Hirose Tomoyasu, Sunazuka Toshiaki, Tsuchiya Satoshi, Tanaka Toshiaki, Kojima Yasuhiro, Mori Ryuma, Iwatsuki Masato, Omura Satoshi
Kitasato Institute for Life Science, Kitasato University, 5-9-1 Shirokane, Minato-ku, Tokyo, 108-8641, Japan.
Chemistry. 2008;14(27):8220-38. doi: 10.1002/chem.200801024.

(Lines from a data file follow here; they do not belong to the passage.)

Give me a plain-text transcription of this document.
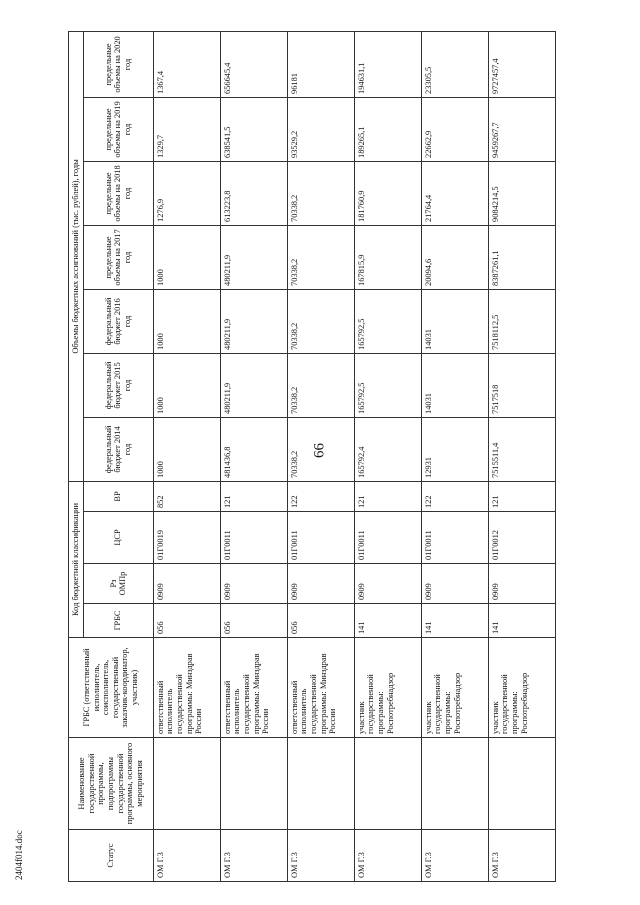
66
Статус	Наименование государственной программы, подпрограммы государственной программы, основного мероприятия	ГРБС (ответственный исполнитель, соисполнитель, государственный заказчик-координатор, участник)	Код бюджетной классификации				Объемы бюджетных ассигнований (тыс. рублей), годы						
			ГРБС	Рз ОМПр	ЦСР	ВР	федеральный бюджет 2014 год	федеральный бюджет 2015 год	федеральный бюджет 2016 год	предельные объемы на 2017 год	предельные объемы на 2018 год	предельные объемы на 2019 год	предельные объемы на 2020 год
ОМ Г.3		ответственный исполнитель государственной программы: Минздрав России	056	0909	01Г0019	852	1000	1000	1000	1000	1276,9	1329,7	1367,4
ОМ Г.3		ответственный исполнитель государственной программы: Минздрав России	056	0909	01Г0011	121	481436,8	480211,9	480211,9	480211,9	613223,8	638541,5	656645,4
ОМ Г.3		ответственный исполнитель государственной программы: Минздрав России	056	0909	01Г0011	122	70338,2	70338,2	70338,2	70338,2	70338,2	93529,2	96181
ОМ Г.3		участник государственной программы: Роспотребнадзор	141	0909	01Г0011	121	165792,4	165792,5	165792,5	167815,9	181760,9	189265,1	194631,1
ОМ Г.3		участник государственной программы: Роспотребнадзор	141	0909	01Г0011	122	12931	14031	14031	20094,6	21764,4	22662,9	23305,5
ОМ Г.3		участник государственной программы: Роспотребнадзор	141	0909	01Г0012	121	7515511,4	7517518	7518112,5	8387261,1	9084214,5	9459267,7	9727457,4
2404f014.doc
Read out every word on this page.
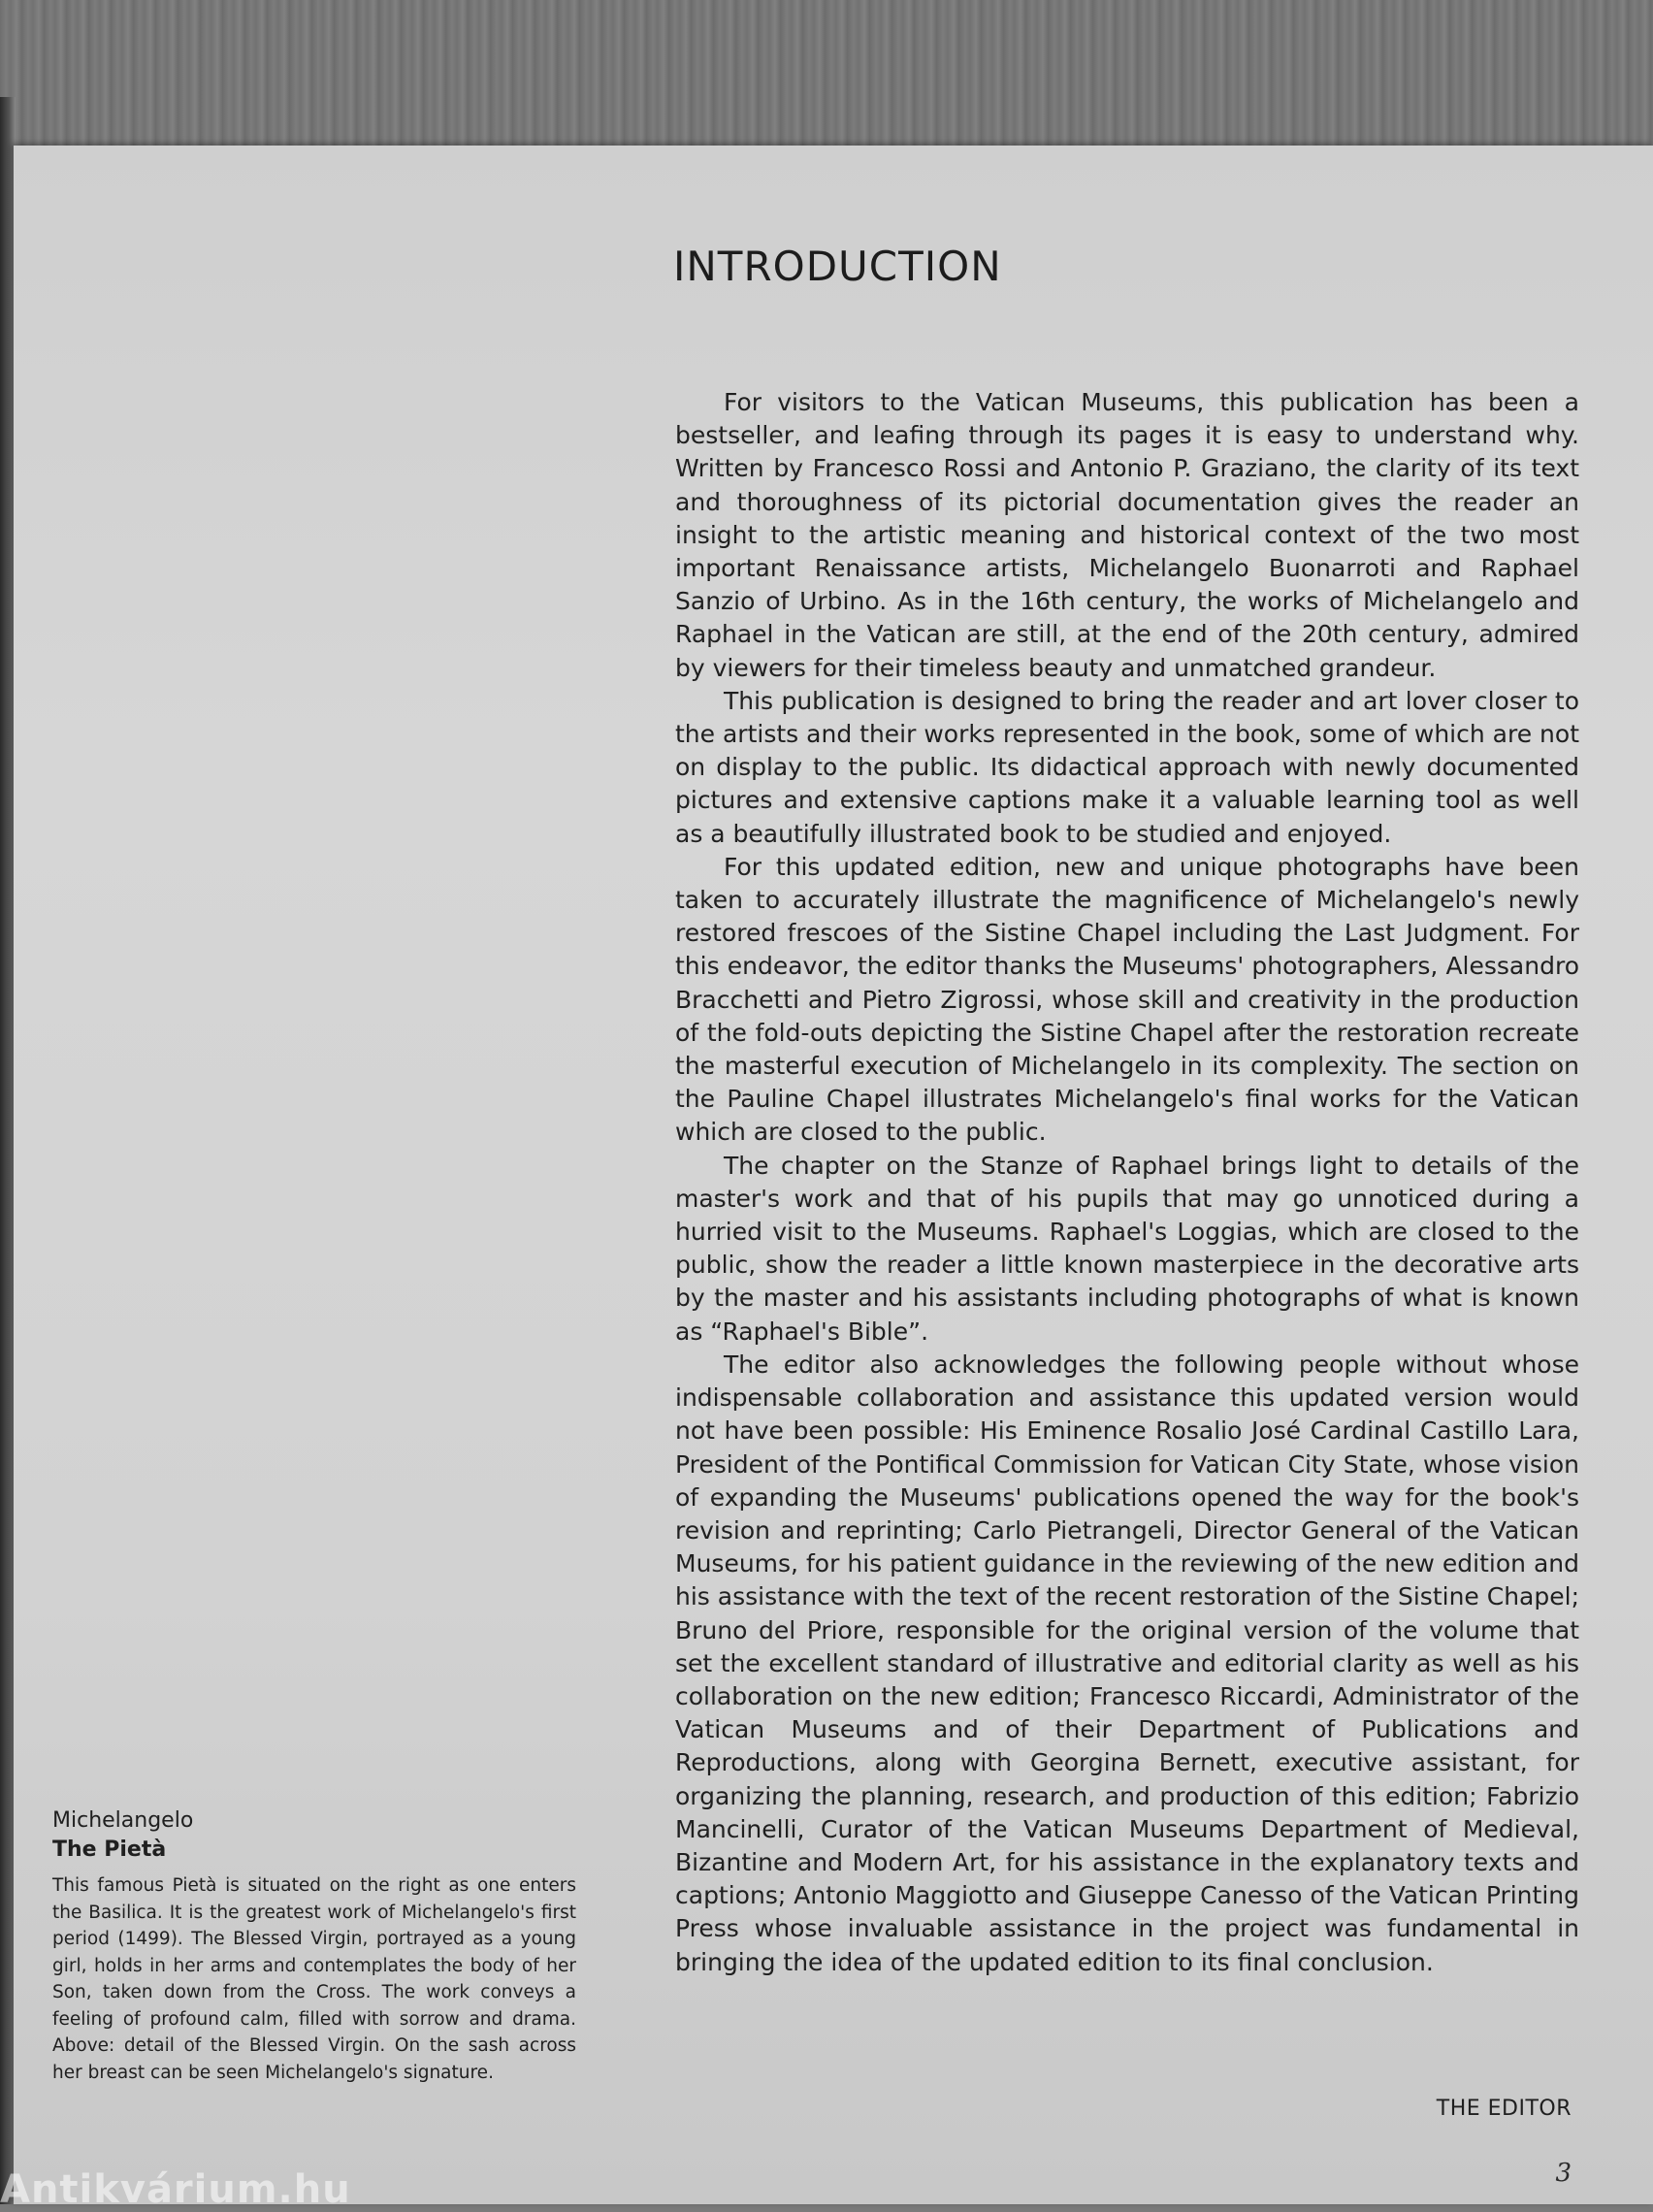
INTRODUCTION

For visitors to the Vatican Museums, this publication has been a bestseller, and leafing through its pages it is easy to understand why. Written by Francesco Rossi and Antonio P. Graziano, the clarity of its text and thoroughness of its pictorial documentation gives the reader an insight to the artistic meaning and historical context of the two most important Renaissance artists, Michelangelo Buonarroti and Raphael Sanzio of Urbino. As in the 16th century, the works of Michelangelo and Raphael in the Vatican are still, at the end of the 20th century, admired by viewers for their timeless beauty and unmatched grandeur.

This publication is designed to bring the reader and art lover closer to the artists and their works represented in the book, some of which are not on display to the public. Its didactical approach with newly documented pictures and extensive captions make it a valuable learning tool as well as a beautifully illustrated book to be studied and enjoyed.

For this updated edition, new and unique photographs have been taken to accurately illustrate the magnificence of Michelangelo's newly restored frescoes of the Sistine Chapel including the Last Judgment. For this endeavor, the editor thanks the Museums' photographers, Alessandro Bracchetti and Pietro Zigrossi, whose skill and creativity in the production of the fold-outs depicting the Sistine Chapel after the restoration recreate the masterful execution of Michelangelo in its complexity. The section on the Pauline Chapel illustrates Michelangelo's final works for the Vatican which are closed to the public.

The chapter on the Stanze of Raphael brings light to details of the master's work and that of his pupils that may go unnoticed during a hurried visit to the Museums. Raphael's Loggias, which are closed to the public, show the reader a little known masterpiece in the decorative arts by the master and his assistants including photographs of what is known as “Raphael's Bible”.

The editor also acknowledges the following people without whose indispensable collaboration and assistance this updated version would not have been possible: His Eminence Rosalio José Cardinal Castillo Lara, President of the Pontifical Commission for Vatican City State, whose vision of expanding the Museums' publications opened the way for the book's revision and reprinting; Carlo Pietrangeli, Director General of the Vatican Museums, for his patient guidance in the reviewing of the new edition and his assistance with the text of the recent restoration of the Sistine Chapel; Bruno del Priore, responsible for the original version of the volume that set the excellent standard of illustrative and editorial clarity as well as his collaboration on the new edition; Francesco Riccardi, Administrator of the Vatican Museums and of their Department of Publications and Reproductions, along with Georgina Bernett, executive assistant, for organizing the planning, research, and production of this edition; Fabrizio Mancinelli, Curator of the Vatican Museums Department of Medieval, Bizantine and Modern Art, for his assistance in the explanatory texts and captions; Antonio Maggiotto and Giuseppe Canesso of the Vatican Printing Press whose invaluable assistance in the project was fundamental in bringing the idea of the updated edition to its final conclusion.

THE EDITOR

3

Michelangelo

The Pietà

This famous Pietà is situated on the right as one enters the Basilica. It is the greatest work of Michelangelo's first period (1499). The Blessed Virgin, portrayed as a young girl, holds in her arms and contemplates the body of her Son, taken down from the Cross. The work conveys a feeling of profound calm, filled with sorrow and drama. Above: detail of the Blessed Virgin. On the sash across her breast can be seen Michelangelo's signature.

Antikvárium.hu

This article describes the determination of the absolute configurations of the guadinomines, which are novel cyclic guanidyl natural products that are inhibitors of the type III secretion system (TTSS) of bacteria. Any compound that interrupts the TTSS of bacteria is potentially an ideal anti-infectious drug. The reliable asymmetric synthesis of guadinomines has revealed their absolute configurations, which could not have been defined without this synthetic approach. Our report not only describes the asymmetric total synthesis of the title compounds, but also demonstrates the novel concise synthesis of tri-substituted piperazinone cores as optically pure forms. The novel feature of our method is an intramolecular S(N)2 cyclization that uses PPh(3) and I(2) to construct the unique 5-membered cyclic guanidine substructure.
本文描述了胍地诺胺类化合物绝对构型的确定,这些化合物是新型环状胍基天然产物,是细菌III型分泌系统(TTSS)的抑制剂。任何能够阻断细菌TTSS的化合物都有可能成为理想的抗感染药物。胍地诺胺类化合物可靠的不对称合成揭示了它们的绝对构型,若没有这种合成方法,这些构型是无法确定的。我们的报告不仅描述了标题化合物的不对称全合成,还展示了光学纯形式的三取代哌嗪酮核心的新颖简洁合成方法。我们方法的新颖之处在于分子内S(N)2环化反应,该反应利用三苯基膦(PPh(3))和碘(I(2))构建独特的五元环状胍亚结构。